Sunday, November 17, 2019

Does Romans 2:6-7 Teach That We Are Justified By Faith And Works? (Part 2 Of 2)

  • Discussion:
          -Karlo Broussard of Catholic Answers wrote a second article for the purpose of interacting to a further extent with a few claims made by Ron Rhodes on Romans 2:6-7 as it relates to Sola Fide ("faith alone"). Following are excerpts from the Roman Catholic apologist along with a critique:

          "It’s only after we’re in grace that good works play a role in our salvation...The immediate context of Paul’s teaching in Ephesians 2:10 deals with initial salvation. Consider, for example, what Paul says in verses four and five...The immediate context of Paul’s teaching in Ephesians 2:10 deals with initial salvation. Consider, for example, what Paul says in verses four and five...Paul here is speaking of that initial transition from death to life in Christ.
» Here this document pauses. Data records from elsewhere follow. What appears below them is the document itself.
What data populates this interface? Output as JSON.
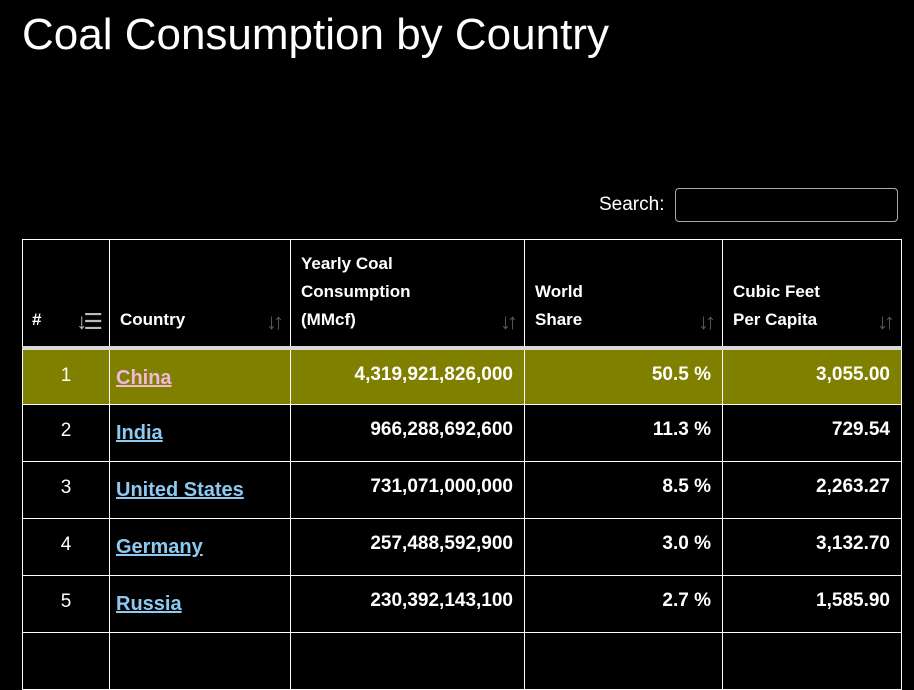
{
  "page": {
    "title": "Coal Consumption by Country"
  },
  "search": {
    "label": "Search:",
    "value": "",
    "placeholder": ""
  },
  "table": {
    "headers": {
      "rank": "#",
      "country": "Country",
      "yearly_line1": "Yearly Coal",
      "yearly_line2": "Consumption",
      "yearly_line3": "(MMcf)",
      "share_line1": "World",
      "share_line2": "Share",
      "percap_line1": "Cubic Feet",
      "percap_line2": "Per Capita"
    },
    "sort": {
      "active_column": "rank",
      "direction": "ascending"
    },
    "rows": [
      {
        "rank": "1",
        "country": "China",
        "yearly": "4,319,921,826,000",
        "share": "50.5 %",
        "per_capita": "3,055.00",
        "highlighted": true
      },
      {
        "rank": "2",
        "country": "India",
        "yearly": "966,288,692,600",
        "share": "11.3 %",
        "per_capita": "729.54",
        "highlighted": false
      },
      {
        "rank": "3",
        "country": "United States",
        "yearly": "731,071,000,000",
        "share": "8.5 %",
        "per_capita": "2,263.27",
        "highlighted": false
      },
      {
        "rank": "4",
        "country": "Germany",
        "yearly": "257,488,592,900",
        "share": "3.0 %",
        "per_capita": "3,132.70",
        "highlighted": false
      },
      {
        "rank": "5",
        "country": "Russia",
        "yearly": "230,392,143,100",
        "share": "2.7 %",
        "per_capita": "1,585.90",
        "highlighted": false
      }
    ]
  },
  "colors": {
    "background": "#000000",
    "highlight_row": "#808000",
    "link": "#8ec9f2",
    "link_visited_highlight": "#f2b8d8"
  },
  "icons": {
    "sort_active": "sort-numeric-ascending-icon",
    "sort_inactive": "sort-both-icon"
  }
}
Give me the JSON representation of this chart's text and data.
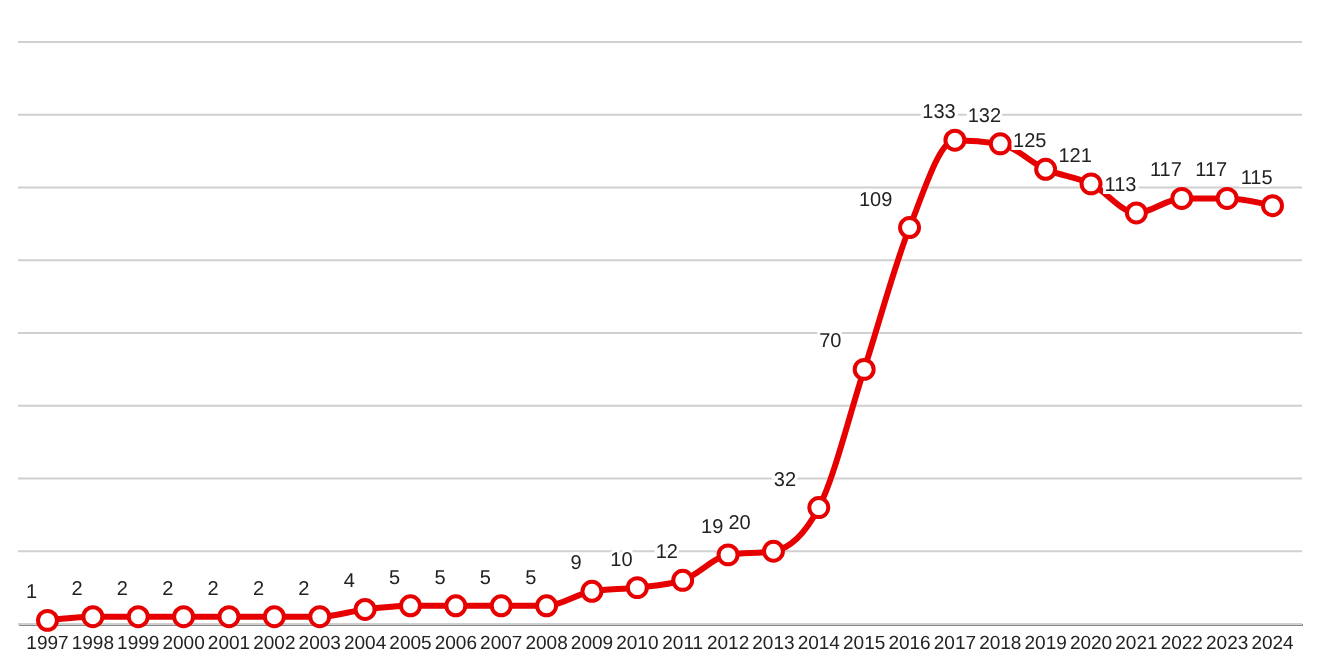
{
  "chart_data": {
    "type": "line",
    "categories": [
      "1997",
      "1998",
      "1999",
      "2000",
      "2001",
      "2002",
      "2003",
      "2004",
      "2005",
      "2006",
      "2007",
      "2008",
      "2009",
      "2010",
      "2011",
      "2012",
      "2013",
      "2014",
      "2015",
      "2016",
      "2017",
      "2018",
      "2019",
      "2020",
      "2021",
      "2022",
      "2023",
      "2024"
    ],
    "series": [
      {
        "color": "#e60000",
        "values": [
          1,
          2,
          2,
          2,
          2,
          2,
          2,
          4,
          5,
          5,
          5,
          5,
          9,
          10,
          12,
          19,
          20,
          32,
          70,
          109,
          133,
          132,
          125,
          121,
          113,
          117,
          117,
          115
        ]
      }
    ],
    "ylim": [
      0,
      160
    ],
    "yticks": [
      {
        "value": 0,
        "label": null
      },
      {
        "value": 20,
        "label": null
      },
      {
        "value": 40,
        "label": null
      },
      {
        "value": 60,
        "label": null
      },
      {
        "value": 80,
        "label": null
      },
      {
        "value": 100,
        "label": null
      },
      {
        "value": 120,
        "label": null
      },
      {
        "value": 140,
        "label": null
      },
      {
        "value": 160,
        "label": null
      }
    ],
    "tick_labels": "x",
    "grid": "y",
    "marker": "circle",
    "line_style": "solid",
    "data_labels": true
  }
}
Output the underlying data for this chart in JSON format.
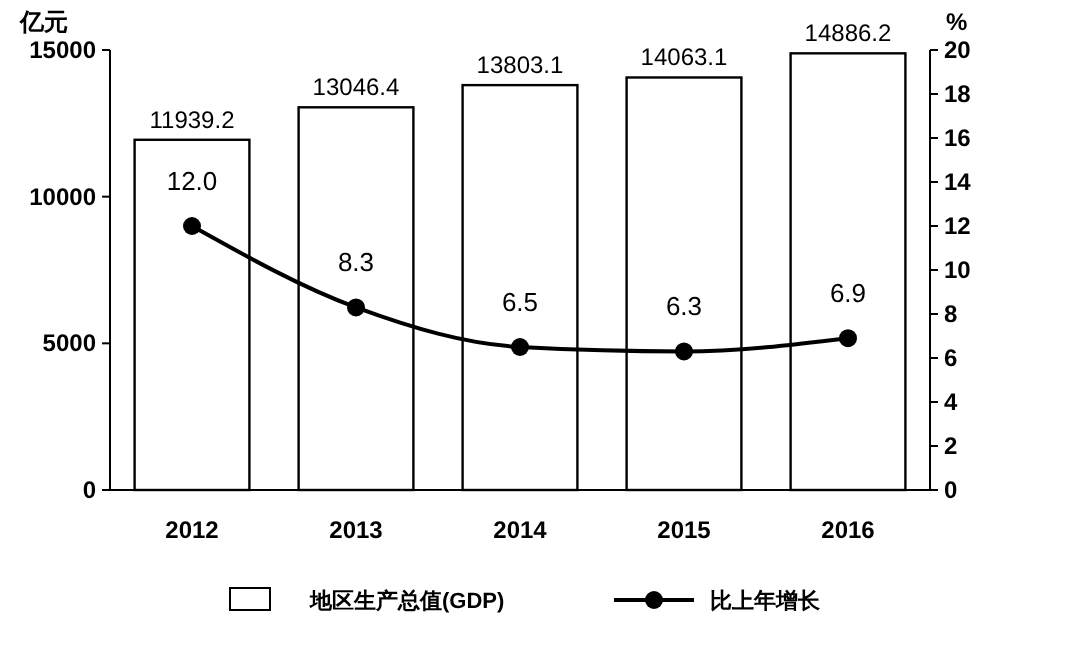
{
  "chart_data": {
    "type": "bar",
    "categories": [
      "2012",
      "2013",
      "2014",
      "2015",
      "2016"
    ],
    "series": [
      {
        "name": "地区生产总值(GDP)",
        "color": "#ffffff",
        "values": [
          11939.2,
          13046.4,
          13803.1,
          14063.1,
          14886.2
        ],
        "value_labels": [
          "11939.2",
          "13046.4",
          "13803.1",
          "14063.1",
          "14886.2"
        ]
      },
      {
        "name": "比上年增长",
        "type": "line",
        "axis": "y2",
        "color": "#000000",
        "values": [
          12.0,
          8.3,
          6.5,
          6.3,
          6.9
        ],
        "value_labels": [
          "12.0",
          "8.3",
          "6.5",
          "6.3",
          "6.9"
        ]
      }
    ],
    "ylabel": "亿元",
    "y2label": "%",
    "ylim": [
      0,
      15000
    ],
    "yticks": [
      0,
      5000,
      10000,
      15000
    ],
    "y2lim": [
      0,
      20
    ],
    "y2ticks": [
      0,
      2,
      4,
      6,
      8,
      10,
      12,
      14,
      16,
      18,
      20
    ],
    "legend": "bottom",
    "marker": "circle",
    "line_style": "solid",
    "grid": false
  }
}
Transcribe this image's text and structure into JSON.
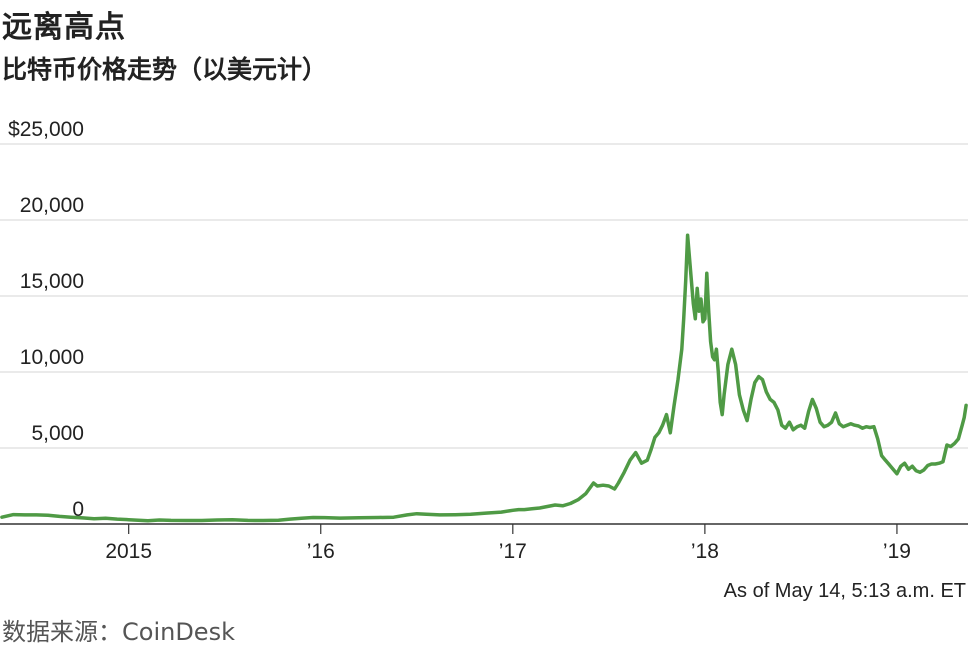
{
  "title": "远离高点",
  "subtitle": "比特币价格走势（以美元计）",
  "note": "As of May 14, 5:13 a.m. ET",
  "source": "数据来源：CoinDesk",
  "chart_data": {
    "type": "line",
    "title": "远离高点",
    "subtitle": "比特币价格走势（以美元计）",
    "xlabel": "",
    "ylabel": "",
    "xlim": [
      2014.33,
      2019.37
    ],
    "ylim": [
      0,
      25000
    ],
    "grid": true,
    "yticks": [
      {
        "value": 25000,
        "label": "$25,000"
      },
      {
        "value": 20000,
        "label": "20,000"
      },
      {
        "value": 15000,
        "label": "15,000"
      },
      {
        "value": 10000,
        "label": "10,000"
      },
      {
        "value": 5000,
        "label": "5,000"
      },
      {
        "value": 0,
        "label": "0"
      }
    ],
    "xticks": [
      {
        "value": 2015,
        "label": "2015"
      },
      {
        "value": 2016,
        "label": "’16"
      },
      {
        "value": 2017,
        "label": "’17"
      },
      {
        "value": 2018,
        "label": "’18"
      },
      {
        "value": 2019,
        "label": "’19"
      }
    ],
    "series": [
      {
        "color": "#4f9a45",
        "x": [
          2014.34,
          2014.4,
          2014.46,
          2014.52,
          2014.58,
          2014.64,
          2014.7,
          2014.76,
          2014.82,
          2014.88,
          2014.94,
          2015.0,
          2015.05,
          2015.1,
          2015.16,
          2015.22,
          2015.3,
          2015.38,
          2015.46,
          2015.54,
          2015.62,
          2015.7,
          2015.78,
          2015.84,
          2015.9,
          2015.96,
          2016.02,
          2016.1,
          2016.2,
          2016.3,
          2016.38,
          2016.45,
          2016.5,
          2016.55,
          2016.62,
          2016.7,
          2016.78,
          2016.86,
          2016.94,
          2017.0,
          2017.03,
          2017.06,
          2017.1,
          2017.14,
          2017.18,
          2017.22,
          2017.26,
          2017.3,
          2017.34,
          2017.38,
          2017.42,
          2017.44,
          2017.47,
          2017.5,
          2017.53,
          2017.55,
          2017.58,
          2017.61,
          2017.64,
          2017.67,
          2017.7,
          2017.72,
          2017.74,
          2017.76,
          2017.78,
          2017.8,
          2017.82,
          2017.84,
          2017.86,
          2017.88,
          2017.89,
          2017.9,
          2017.91,
          2017.92,
          2017.93,
          2017.94,
          2017.95,
          2017.96,
          2017.97,
          2017.98,
          2017.99,
          2018.0,
          2018.01,
          2018.02,
          2018.03,
          2018.04,
          2018.05,
          2018.06,
          2018.07,
          2018.08,
          2018.09,
          2018.1,
          2018.11,
          2018.12,
          2018.14,
          2018.16,
          2018.18,
          2018.2,
          2018.22,
          2018.24,
          2018.26,
          2018.28,
          2018.3,
          2018.32,
          2018.34,
          2018.36,
          2018.38,
          2018.4,
          2018.42,
          2018.44,
          2018.46,
          2018.48,
          2018.5,
          2018.52,
          2018.54,
          2018.56,
          2018.58,
          2018.6,
          2018.62,
          2018.64,
          2018.66,
          2018.68,
          2018.7,
          2018.72,
          2018.74,
          2018.76,
          2018.78,
          2018.8,
          2018.82,
          2018.84,
          2018.86,
          2018.88,
          2018.9,
          2018.92,
          2018.94,
          2018.96,
          2018.98,
          2019.0,
          2019.02,
          2019.04,
          2019.06,
          2019.08,
          2019.1,
          2019.12,
          2019.14,
          2019.16,
          2019.18,
          2019.2,
          2019.22,
          2019.24,
          2019.26,
          2019.28,
          2019.3,
          2019.32,
          2019.34,
          2019.35,
          2019.36
        ],
        "y": [
          450,
          620,
          600,
          600,
          580,
          500,
          450,
          400,
          350,
          380,
          320,
          280,
          250,
          220,
          260,
          240,
          230,
          230,
          260,
          280,
          240,
          230,
          250,
          320,
          380,
          430,
          420,
          390,
          410,
          430,
          450,
          600,
          680,
          640,
          600,
          610,
          640,
          720,
          780,
          900,
          950,
          950,
          1000,
          1050,
          1150,
          1250,
          1200,
          1350,
          1600,
          2000,
          2700,
          2500,
          2550,
          2500,
          2300,
          2700,
          3400,
          4200,
          4700,
          4000,
          4200,
          4900,
          5700,
          6000,
          6500,
          7200,
          6000,
          7800,
          9500,
          11500,
          13500,
          16000,
          19000,
          17500,
          16000,
          14500,
          13500,
          15500,
          14000,
          14800,
          13300,
          13500,
          16500,
          14000,
          12000,
          11000,
          10800,
          11500,
          10000,
          8000,
          7200,
          8500,
          9500,
          10500,
          11500,
          10500,
          8500,
          7500,
          6800,
          8200,
          9300,
          9700,
          9500,
          8700,
          8200,
          8000,
          7500,
          6500,
          6300,
          6700,
          6200,
          6400,
          6500,
          6300,
          7400,
          8200,
          7600,
          6700,
          6400,
          6500,
          6700,
          7300,
          6600,
          6400,
          6500,
          6600,
          6500,
          6450,
          6300,
          6400,
          6350,
          6400,
          5600,
          4500,
          4200,
          3900,
          3600,
          3300,
          3800,
          4000,
          3600,
          3800,
          3500,
          3400,
          3550,
          3850,
          3950,
          3950,
          4000,
          4100,
          5200,
          5100,
          5300,
          5600,
          6500,
          7000,
          7800
        ]
      }
    ]
  }
}
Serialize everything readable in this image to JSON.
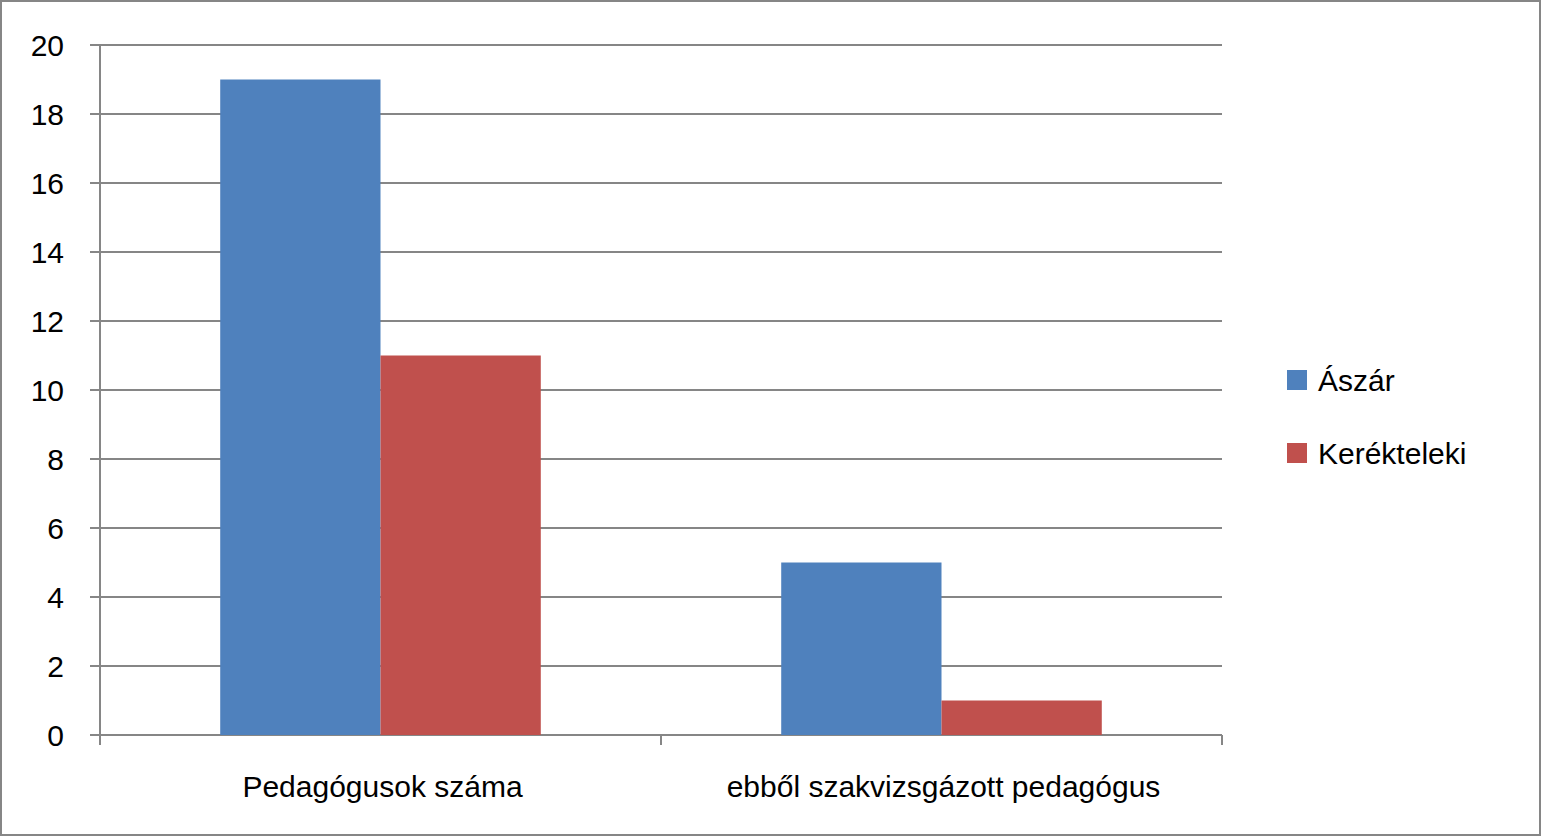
{
  "chart_data": {
    "type": "bar",
    "categories": [
      "Pedagógusok száma",
      "ebből szakvizsgázott pedagógus"
    ],
    "series": [
      {
        "name": "Ászár",
        "color": "#4f81bd",
        "values": [
          19,
          5
        ]
      },
      {
        "name": "Kerékteleki",
        "color": "#c0504d",
        "values": [
          11,
          1
        ]
      }
    ],
    "ylim": [
      0,
      20
    ],
    "yticks": [
      0,
      2,
      4,
      6,
      8,
      10,
      12,
      14,
      16,
      18,
      20
    ],
    "grid": true,
    "legend": "right"
  }
}
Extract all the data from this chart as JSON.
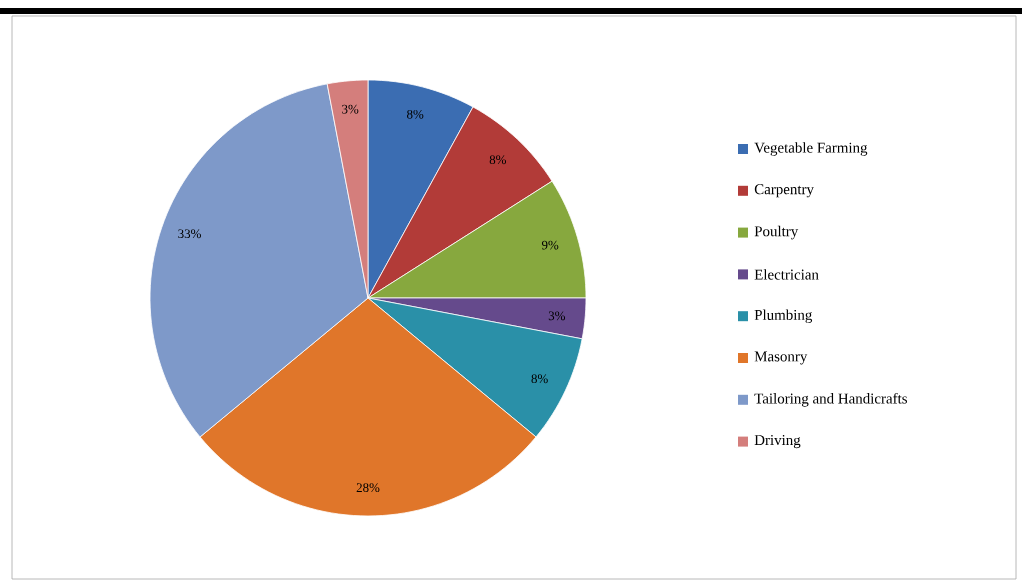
{
  "chart_data": {
    "type": "pie",
    "categories": [
      "Vegetable Farming",
      "Carpentry",
      "Poultry",
      "Electrician",
      "Plumbing",
      "Masonry",
      "Tailoring and Handicrafts",
      "Driving"
    ],
    "values": [
      8,
      8,
      9,
      3,
      8,
      28,
      33,
      3
    ],
    "colors": [
      "#3b6db2",
      "#b23b38",
      "#87a83e",
      "#654a8c",
      "#2a90a8",
      "#e0762a",
      "#7e99c9",
      "#d47e7c"
    ],
    "value_labels": [
      "8%",
      "8%",
      "9%",
      "3%",
      "8%",
      "28%",
      "33%",
      "3%"
    ],
    "legend": "right"
  }
}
And it’s this initial stage of salvation where Paul thinks good works play no role."

          Whenever Paul speaks of our faith in his epistles to the Romans and Galatians, he is making reference to our justification (Romans 4:4-5; Galatians 2:16; 3:11; 22). Ephesians 2 definitely matches this context. These texts affirm justification to not be meritorious.

          In Ephesians 2:10, the phrase "for good works" means that good works constitute the purpose of being created in Jesus Christ. This is a sanctification verse.

          The irony of this author claiming that good works "play no role" in the "initial stage of salvation" is that it is accomplished through baptism, which is a work.

          "But Paul doesn’t say anything about works attesting to saving faith [in Romans 2:6-8]. He explicitly states that the good works performed in patience and the seeking for the gifts of glory, honor, and immortality are the reason for God granting eternal life. In other words, the good works are real causes that bring about a real effect: the granting of eternal life."

          God will certainly give eternal life to those who display good deeds. When God judges us, He examines all of the details concerning our personal status with Him. However, those works are not meritorious. Justification in Scripture is described as an unmerited gift of grace and not something that we can earn, even in part (Romans 3:24; 5:15; 17; 6:23). The gospel is received on the basis of faith which results in one's justification before God (John 20:31; Romans 1:16; Ephesians 1:13; 2 Timothy 3:15). Our good works do not play a role in us attaining or maintaining justification.

          "This principle is made even clearer in verse eight, wherein Paul contrasts the aforementioned good works with bad works: “[F]or those who are factious and do not obey the truth, but obey wickedness, there will be wrath and fury.” Disobedience and wickedness are not merely manifestations of a degenerate heart, but are causes that bring about the effect of wrath and fury."

          It is true that our sin brings about the wrath of God. It is also true that our works provide a general description of our state of heart. However, the author being critiqued has not successfully shown how justification is a process.

1 comment:

  1. Paul, in Titus 3:4, says But when the kindness and love of God our Savior appeared, 5 he saved us, not because of righteous things we had done, but because of his mercy.